One of the mitigating concerns that we have is the inaccuracy of our response information. Within my community, one organization controls the communication centre, while a second organization controls the response component. Over the years we have become use to the fact our communication centre never gives us all of the information accurately and has difficulty managing the variances outside of the box while the incident is occurring.
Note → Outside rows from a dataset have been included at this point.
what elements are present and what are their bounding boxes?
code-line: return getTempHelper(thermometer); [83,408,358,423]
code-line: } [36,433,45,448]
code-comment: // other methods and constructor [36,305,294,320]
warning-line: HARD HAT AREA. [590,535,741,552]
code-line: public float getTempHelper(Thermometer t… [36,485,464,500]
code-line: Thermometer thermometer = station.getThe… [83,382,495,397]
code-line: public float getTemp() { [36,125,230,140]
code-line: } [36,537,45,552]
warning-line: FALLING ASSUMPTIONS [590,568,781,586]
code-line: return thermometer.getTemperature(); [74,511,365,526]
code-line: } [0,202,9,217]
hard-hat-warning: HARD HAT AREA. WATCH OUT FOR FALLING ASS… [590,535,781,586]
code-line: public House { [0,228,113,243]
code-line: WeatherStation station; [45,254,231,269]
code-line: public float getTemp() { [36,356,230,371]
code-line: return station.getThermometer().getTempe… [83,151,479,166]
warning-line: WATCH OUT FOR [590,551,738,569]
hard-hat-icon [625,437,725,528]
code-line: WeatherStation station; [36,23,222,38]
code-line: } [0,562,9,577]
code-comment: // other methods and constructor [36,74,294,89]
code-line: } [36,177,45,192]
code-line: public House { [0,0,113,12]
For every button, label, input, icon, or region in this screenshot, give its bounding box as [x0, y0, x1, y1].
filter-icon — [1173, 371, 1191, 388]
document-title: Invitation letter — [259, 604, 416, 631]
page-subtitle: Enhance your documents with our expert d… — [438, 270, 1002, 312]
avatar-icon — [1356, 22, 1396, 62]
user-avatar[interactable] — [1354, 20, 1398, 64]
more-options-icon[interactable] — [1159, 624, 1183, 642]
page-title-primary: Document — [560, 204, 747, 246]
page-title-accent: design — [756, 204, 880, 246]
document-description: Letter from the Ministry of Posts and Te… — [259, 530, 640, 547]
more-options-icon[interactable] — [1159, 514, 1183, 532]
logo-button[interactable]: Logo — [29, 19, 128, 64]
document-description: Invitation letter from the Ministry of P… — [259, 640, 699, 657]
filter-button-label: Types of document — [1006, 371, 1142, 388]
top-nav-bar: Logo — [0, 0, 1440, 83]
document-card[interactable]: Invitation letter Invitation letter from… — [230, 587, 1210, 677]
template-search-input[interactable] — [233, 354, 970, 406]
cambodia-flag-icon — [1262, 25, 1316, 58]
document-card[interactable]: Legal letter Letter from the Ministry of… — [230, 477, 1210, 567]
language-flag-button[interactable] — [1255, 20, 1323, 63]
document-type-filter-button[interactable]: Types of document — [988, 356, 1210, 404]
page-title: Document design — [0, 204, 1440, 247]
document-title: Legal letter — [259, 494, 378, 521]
I do understand that they are limited to what information they are given and legislation / SOG’s prevent them from thinking outside of the box. With reference to this call, they felt we had only three patients and had difficulty addressing the now ten patient scene in addition to managing other calls within the region.
When thinking about previous incidents, just over a year ago, same parking lot, same issue, same time of day. The only variance was the fight resulted in a shooting of two individuals and the information came in as a shooting rather than just a fight.

As I review this incident and others that my colleagues have responded too, one thing that became very evident was the cyclical wave of complacency that we all endure. An incident occurs and your senses increase and the way you manage all calls after that changes. As time passes and no incidents occur within your profession, your senses decrease and you fall back into the complacency zone of scene management and patient care.

Was our delay in beginning patient care a factor in the call? I feel it was as it increased the anxiety of the bystanders and patients and many came to a speculated judgement. Though I’m sure the delay added to the anxiety, I would be unsure how to defer the delay as provider safety takes precedence over all else.

Did our training prepare us, yes and no? Specific to our area, we train well on single patient dynamic calls but don’t train well on multiple patient/bystander, very dynamic calls. In the past, we have asked for Post Incident Reviews (PIR) on scene’s that involve multiple patients and in the past, our management team has replied with “There’s no need. Nothing like that will happen again”. As the older managers retire and younger managers take their place, I hope all will change to these dynamic calls as we are very good at the norm but need practice with the unusual and before it’s as a result of attending a to a colleague.